To create the rankings, Calvert analyzed the 1,000 largest publicly held U.S. companies (by stock market value) and scored them on more than 200 key indicators and 28 issues.
Calvert then sorted the data into five key categories: shareholders, employees, customers, planet, and community.
In a tough 2018, in which the S&P 500 lost 4.2% and the Russell 1000 fell 4.6%, the 100 most sustainable companies on our list lost 3.2%. Calvert Research and Management, the sustainability powerhouse owned by Eaton Vance (EV), compiled Barron’s list, basing the rankings on hundreds of metrics that address environmental, social, and corporate governance, or ESG, factors.
There are significant changes in the top 10 from last year, including the entry of Voya, and Best Buy’s ascent to No. 1 from third last year. You might notice that some of the top companies are headquartered in California. That makes sense: The state is home to tough environmental regulations and governance initiatives. “You can’t say it’s causal, but it’s explanatory,” Streur says.

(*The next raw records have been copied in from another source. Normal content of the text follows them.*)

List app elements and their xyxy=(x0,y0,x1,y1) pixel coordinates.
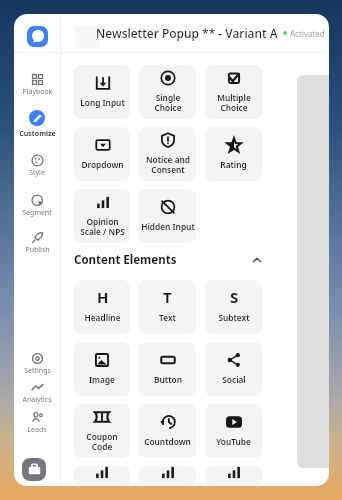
staticText: S xyxy=(230,287,239,303)
staticText: Countdown xyxy=(144,436,191,447)
staticText: Activated xyxy=(290,28,325,39)
staticText: Segment xyxy=(22,208,52,218)
staticText: Customize xyxy=(19,129,56,139)
staticText: Playbook xyxy=(22,87,53,97)
button[interactable]: T xyxy=(139,280,196,334)
staticText: Hidden Input xyxy=(141,221,195,232)
staticText: Button xyxy=(154,374,182,385)
button[interactable]: Opinion Scale / NPS xyxy=(74,189,130,243)
staticText: H xyxy=(97,287,109,303)
staticText: Headline xyxy=(84,312,121,323)
button[interactable]: Leads xyxy=(14,409,60,435)
button[interactable]: Segment xyxy=(14,192,60,218)
staticText: Image xyxy=(89,374,115,385)
staticText: Analytics xyxy=(22,395,52,405)
staticText: Long Input xyxy=(80,97,125,108)
button[interactable]: Playbook xyxy=(14,71,60,97)
button[interactable]: Countdown xyxy=(139,404,196,458)
button[interactable]: Workspace xyxy=(22,458,46,481)
staticText: Dropdown xyxy=(81,159,124,170)
button[interactable]: A xyxy=(74,466,130,486)
button[interactable]: Dropdown xyxy=(74,127,130,181)
button[interactable]: Social xyxy=(205,342,262,396)
button[interactable]: YouTube xyxy=(205,404,262,458)
staticText: Coupon Code xyxy=(86,431,118,452)
button[interactable]: Rating xyxy=(205,127,262,181)
staticText: Single Choice xyxy=(154,92,182,113)
button[interactable]: Multiple Choice xyxy=(205,65,262,119)
staticText: Newsletter Popup ** - Variant A xyxy=(96,25,278,41)
button[interactable]: Single Choice xyxy=(139,65,196,119)
staticText: T xyxy=(163,287,172,303)
button[interactable]: Coupon Code xyxy=(74,404,130,458)
button[interactable]: H xyxy=(74,280,130,334)
button[interactable]: B xyxy=(139,466,196,486)
button[interactable]: Hidden Input xyxy=(139,189,196,243)
staticText: Multiple Choice xyxy=(217,92,251,113)
staticText: Text xyxy=(159,312,176,323)
staticText: Settings xyxy=(24,366,51,376)
staticText: Publish xyxy=(25,245,50,255)
button[interactable]: Long Input xyxy=(74,65,130,119)
staticText: Style xyxy=(29,168,45,178)
staticText: YouTube xyxy=(216,436,251,447)
staticText: Notice and Consent xyxy=(146,154,190,175)
button[interactable]: Style xyxy=(14,152,60,178)
button[interactable]: Button xyxy=(139,342,196,396)
button[interactable]: Customize xyxy=(14,110,60,139)
staticText: Opinion Scale / NPS xyxy=(80,216,125,237)
button[interactable]: Content Elements xyxy=(74,250,262,270)
button[interactable]: Notice and Consent xyxy=(139,127,196,181)
button[interactable]: Analytics xyxy=(14,379,60,405)
button[interactable]: C xyxy=(205,466,262,486)
staticText: Social xyxy=(222,374,246,385)
staticText: Subtext xyxy=(218,312,250,323)
button[interactable]: S xyxy=(205,280,262,334)
staticText: Content Elements xyxy=(74,252,177,268)
button[interactable]: Settings xyxy=(14,350,60,376)
button[interactable]: Logo xyxy=(27,26,48,47)
button[interactable]: Publish xyxy=(14,229,60,255)
button[interactable]: Image xyxy=(74,342,130,396)
staticText: Leads xyxy=(27,425,47,435)
staticText: Rating xyxy=(220,159,247,170)
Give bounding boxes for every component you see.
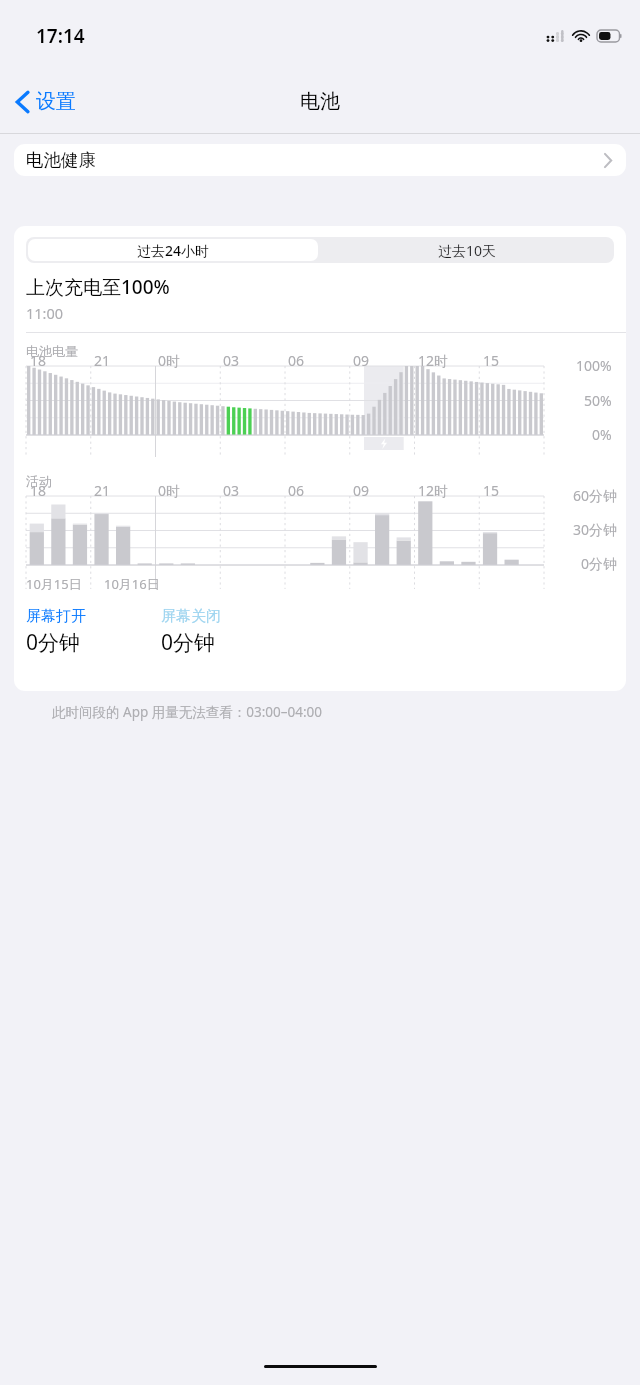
staticText: 12时 xyxy=(418,481,449,500)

The lowest overall score in the universe was 27; the median was 55. The average score for the best 100 was 66.6, leaving room for improvement. What’s more, the best 100 scored marginally worse than the previous year’s, which averaged 68.7. While scores rose as companies boosted diversity, says Calvert analyst Chris Madden, Calvert also increased penalties for companies with late filings, restatements, or other actions that could concern shareholders.